If he’s always pulling on the leash, he’s not recognizing you as an authority. Constantly having to tug on the leash is an unpleasant experience, and it will make your pup think he can get away with this unruly behavior in other areas.
A great way to work on this is to ask your dog to stop and sit periodically. When you move forward again, make sure you’re the one who initiates the movement, not him.
If he tries to take the lead, correct him and wait until he looks to you for instruction. While this can be time-consuming, gestures of respect like this go a long way in building your ideal power dynamic.
6. Always own your space.
Never move out of your dog’s way. That may sound funny, but these little things matter when establishing a pecking order. If you’re going through a doorway and he tries to hurry out in front of you, stop him.

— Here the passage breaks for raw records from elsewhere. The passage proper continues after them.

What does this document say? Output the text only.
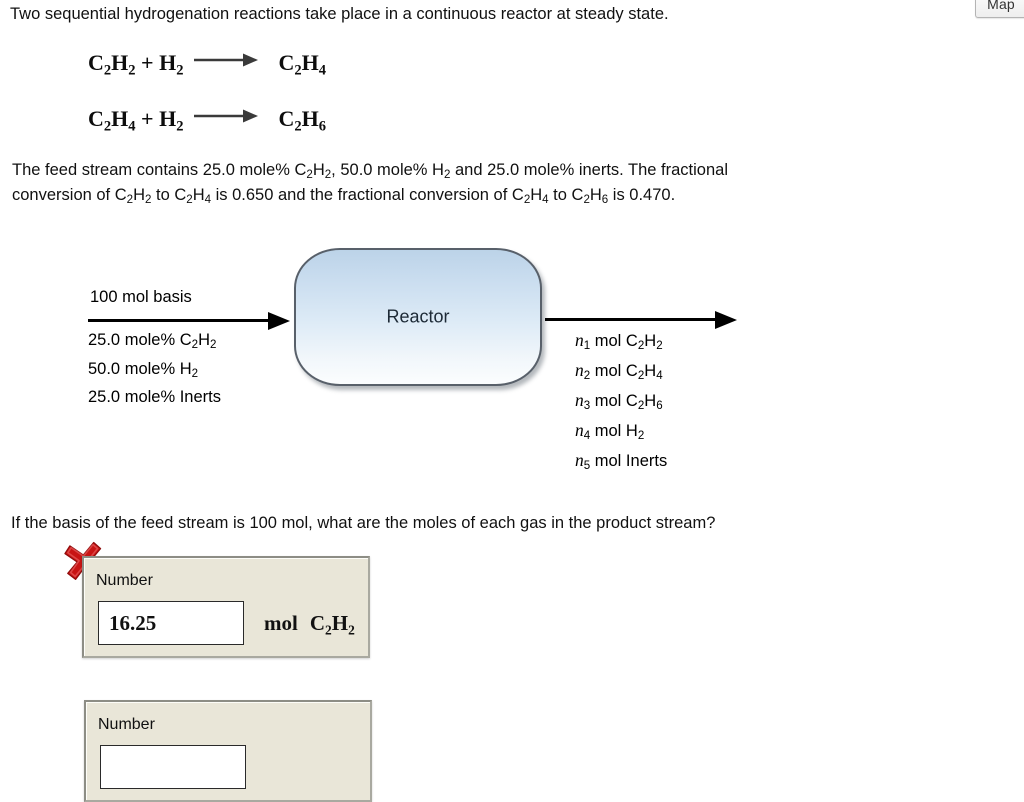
Map
Two sequential hydrogenation reactions take place in a continuous reactor at steady state.
$C_2H_2 + H_2 \to C_2H_4$
$C_2H_4 + H_2 \to C_2H_6$
The feed stream contains 25.0 mole% $C_2H_2$, 50.0 mole% $H_2$ and 25.0 mole% inerts. The fractional
conversion of $C_2H_2$ to $C_2H_4$ is 0.650 and the fractional conversion of $C_2H_4$ to $C_2H_6$ is 0.470.
Reactor
100 mol basis
25.0 mole% $C_2H_2$
50.0 mole% $H_2$
25.0 mole% Inerts
$n_1$ mol $C_2H_2$
$n_2$ mol $C_2H_4$
$n_3$ mol $C_2H_6$
$n_4$ mol $H_2$
$n_5$ mol Inerts
If the basis of the feed stream is 100 mol, what are the moles of each gas in the product stream?
Number
16.25	mol $C_2H_2$
Number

When he’s in your way, gently but firmly walk into him so he moves. Practice this at random by purposefully walking where he is and having him shift out of your way.

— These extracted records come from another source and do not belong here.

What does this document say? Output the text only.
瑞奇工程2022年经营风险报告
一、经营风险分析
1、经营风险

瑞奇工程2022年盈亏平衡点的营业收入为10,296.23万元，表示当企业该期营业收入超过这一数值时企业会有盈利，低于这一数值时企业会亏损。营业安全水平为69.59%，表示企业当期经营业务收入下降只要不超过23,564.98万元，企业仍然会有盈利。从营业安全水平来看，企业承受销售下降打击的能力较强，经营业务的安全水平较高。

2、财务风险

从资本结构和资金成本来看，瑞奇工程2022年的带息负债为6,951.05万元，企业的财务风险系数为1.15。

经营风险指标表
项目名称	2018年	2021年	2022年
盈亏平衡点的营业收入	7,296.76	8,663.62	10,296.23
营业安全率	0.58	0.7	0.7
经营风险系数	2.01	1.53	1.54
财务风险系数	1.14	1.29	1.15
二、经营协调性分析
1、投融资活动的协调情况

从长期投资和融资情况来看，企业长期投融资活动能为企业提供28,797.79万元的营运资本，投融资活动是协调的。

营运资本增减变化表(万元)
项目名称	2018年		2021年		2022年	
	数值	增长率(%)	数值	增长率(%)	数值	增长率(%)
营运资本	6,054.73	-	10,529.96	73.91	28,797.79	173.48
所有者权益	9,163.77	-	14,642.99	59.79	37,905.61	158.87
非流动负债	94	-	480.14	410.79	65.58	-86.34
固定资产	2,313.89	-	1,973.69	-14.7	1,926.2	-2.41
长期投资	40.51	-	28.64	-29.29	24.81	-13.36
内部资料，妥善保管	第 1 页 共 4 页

All these minor corrections will teach your dog he needs to remain aware of you and respect your space. A good sign that your dog is acknowledging your authority is if he stops at doorways to let you walk through first.
7. Stay on top of any bad behaviors before they become habits.

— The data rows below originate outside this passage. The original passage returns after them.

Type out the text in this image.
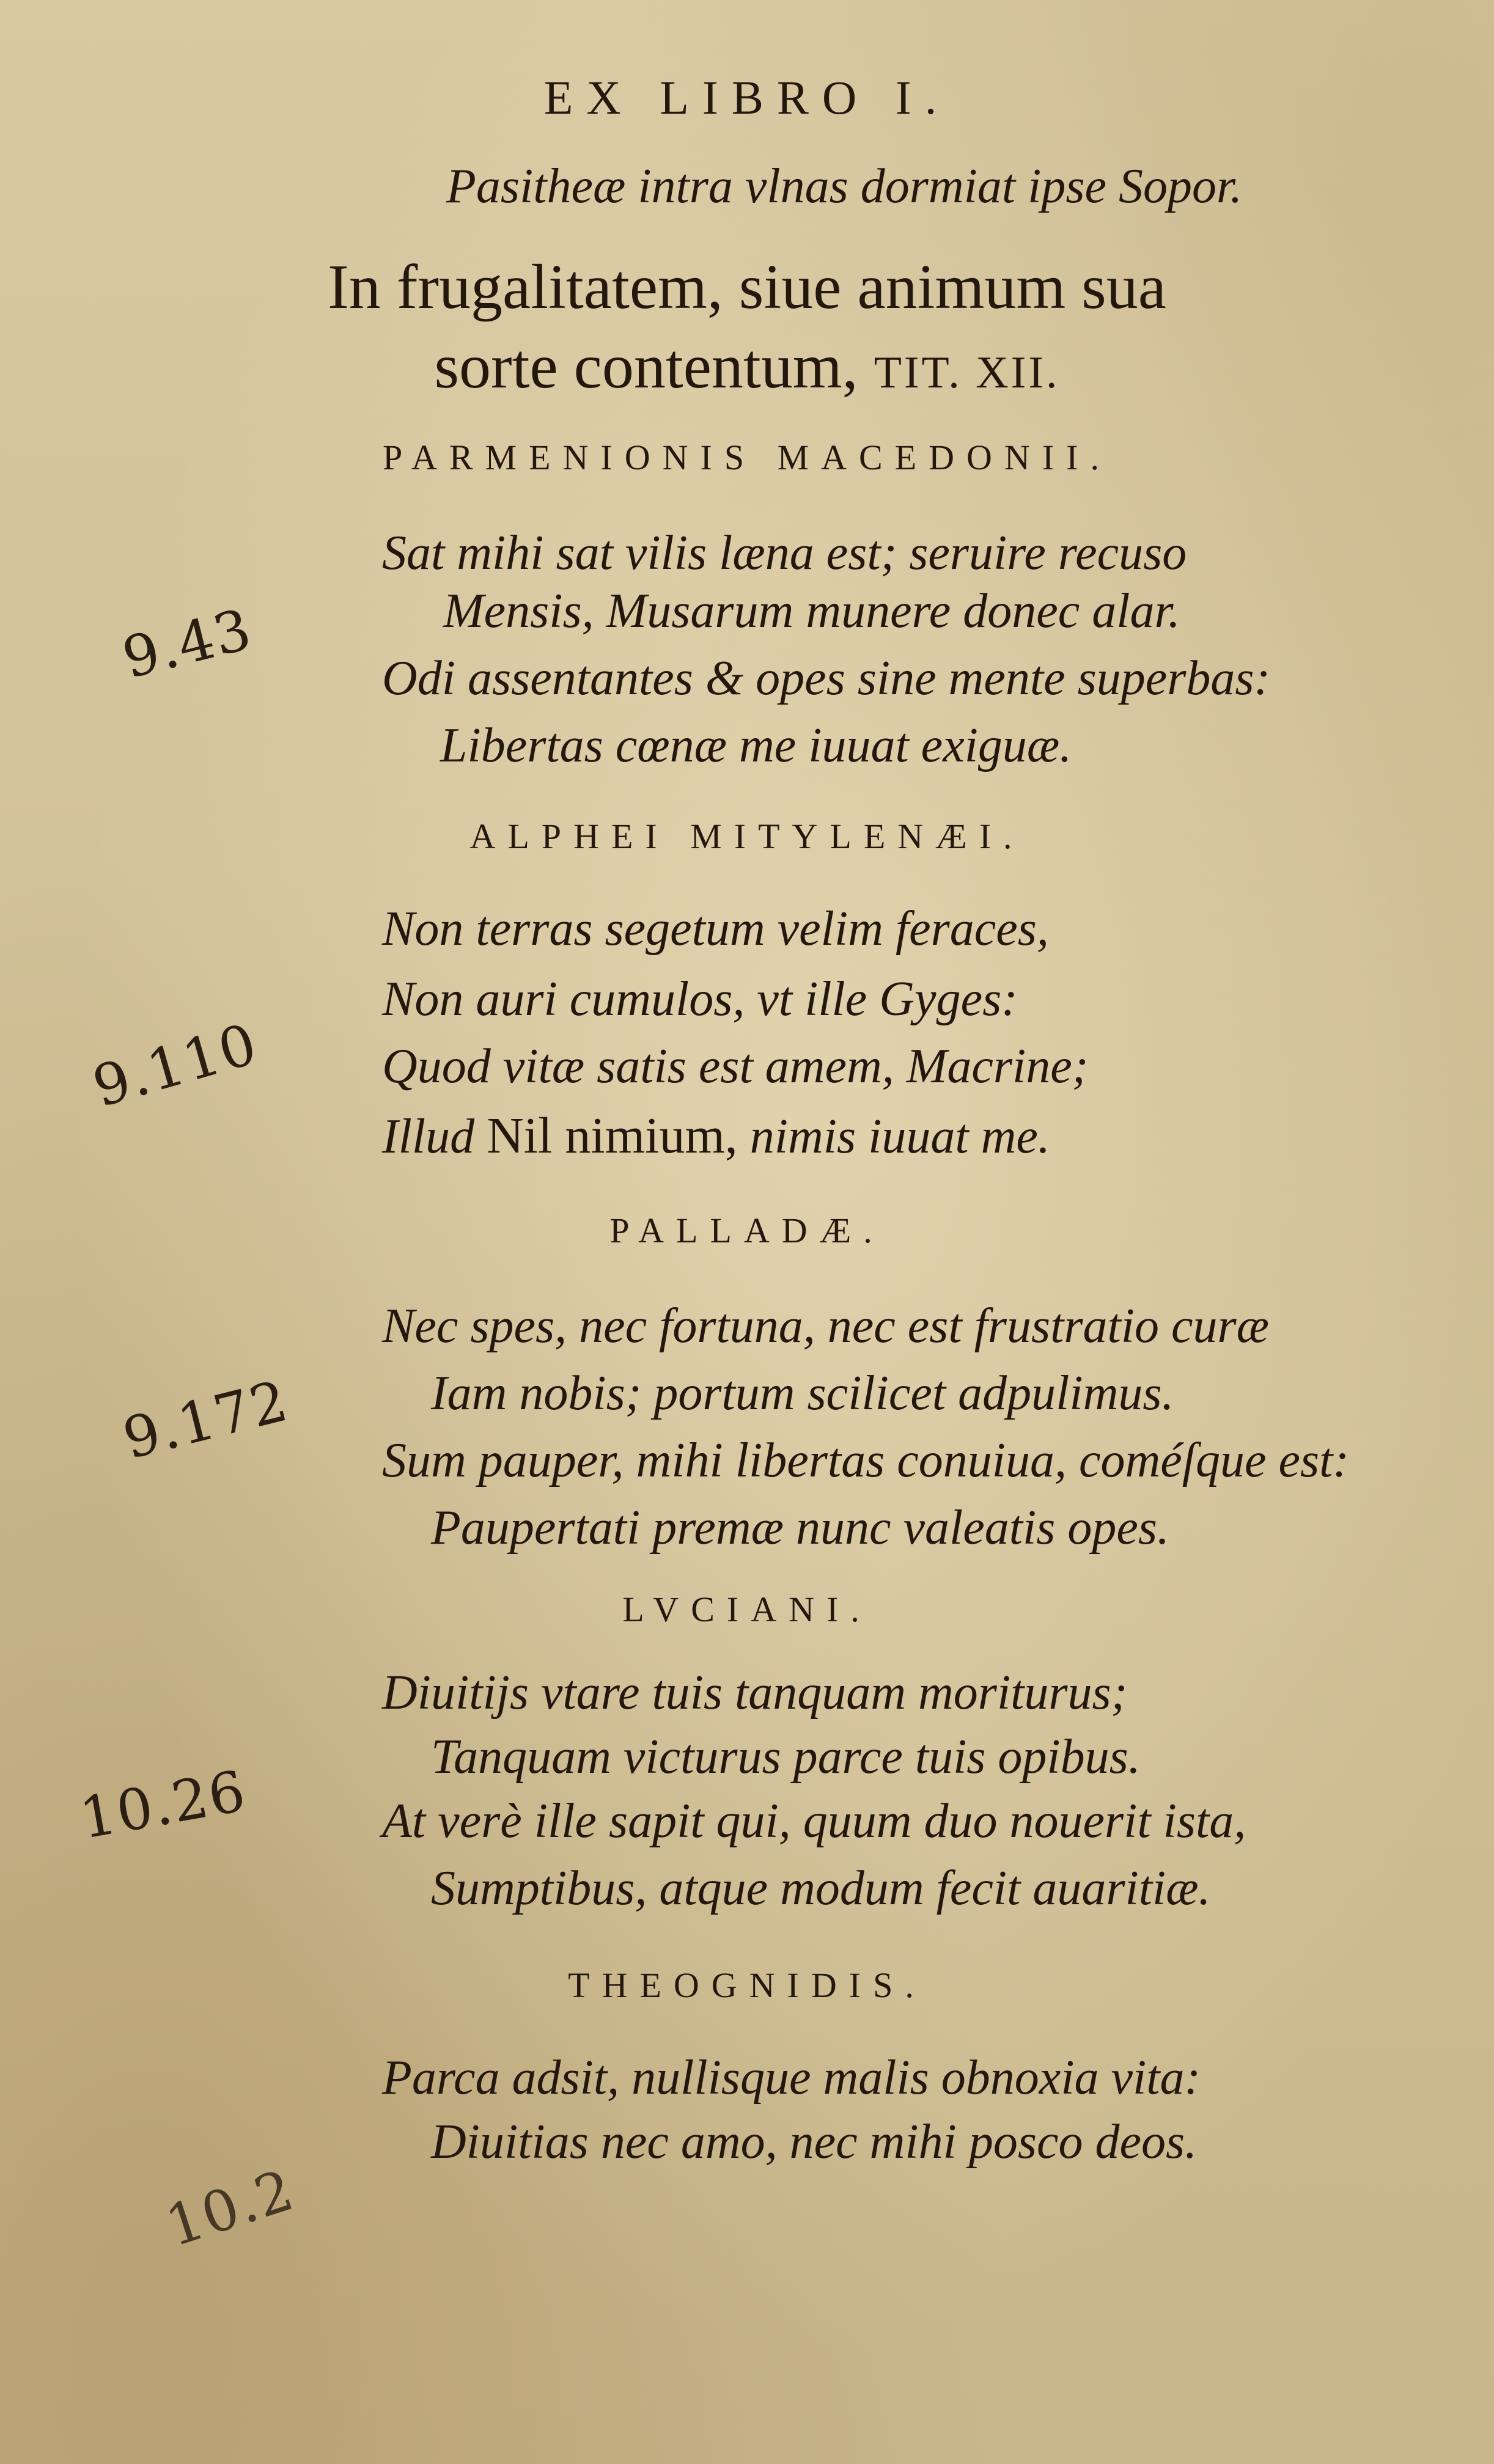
EX LIBRO I.
Pasitheæ intra vlnas dormiat ipse Sopor.
In frugalitatem, siue animum sua
sorte contentum, TIT. XII.
PARMENIONIS MACEDONII.
Sat mihi sat vilis læna est; seruire recuso
Mensis, Musarum munere donec alar.
Odi assentantes & opes sine mente superbas:
Libertas cœnæ me iuuat exiguæ.
9.43
ALPHEI MITYLENÆI.
Non terras segetum velim feraces,
Non auri cumulos, vt ille Gyges:
Quod vitæ satis est amem, Macrine;
Illud Nil nimium, nimis iuuat me.
9.110
PALLADÆ.
Nec spes, nec fortuna, nec est frustratio curæ
Iam nobis; portum scilicet adpulimus.
Sum pauper, mihi libertas conuiua, coméſque est:
Paupertati premæ nunc valeatis opes.
9.172
LVCIANI.
Diuitijs vtare tuis tanquam moriturus;
Tanquam victurus parce tuis opibus.
At verè ille sapit qui, quum duo nouerit ista,
Sumptibus, atque modum fecit auaritiæ.
10.26
THEOGNIDIS.
Parca adsit, nullisque malis obnoxia vita:
Diuitias nec amo, nec mihi posco deos.
10.2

Certain naughty behaviors can seem cute and harmless, especially if you've got a puppy. But when a puppy grows up, those same actions become irritating, painful, or downright dangerous.
Resist the urge to let nipping or jumping slide in the early months. Don’t accidentally encourage whining by giving your pup attention or consoling him when he’s vocal.
Demanding good manners from your dog at all times will both speed up the training process and provide comfort to your dog. This goes back to being consistent and structured so they know what’s expected from them. It will also make your house guests more comfortable dropping by for visits!
8. Don’t feel bad.
We love our dogs so much that we can be guilty of treating them like other humans. In reality, you’re doing your pooch a favor by maintaining rigid rules.
Dogs have a different kind of psychology and mindset than us. They crave that type of direction and will not think you love them any less. Your pup will not think you’re being “mean” to him if you insist on being the pack leader.
On the contrary, declaring your role will reassure him. A dog with no leader is a dog constantly on edge, wondering what’s going on and where he ranks in the scheme of things. Once your pooch settles into a subordinate role, both of your lives will run smoother. You’ll be truly speaking his language.
All This Work Will Pay Off!
Teaching your dog where he ranks in the home can require patience in the beginning, but it’s worth it in the long run. A dog who understands his role will be a well-adjusted and happy one. In return for your kind boundary-setting, you’ll be on the receiving end of some tail-waggin’ love.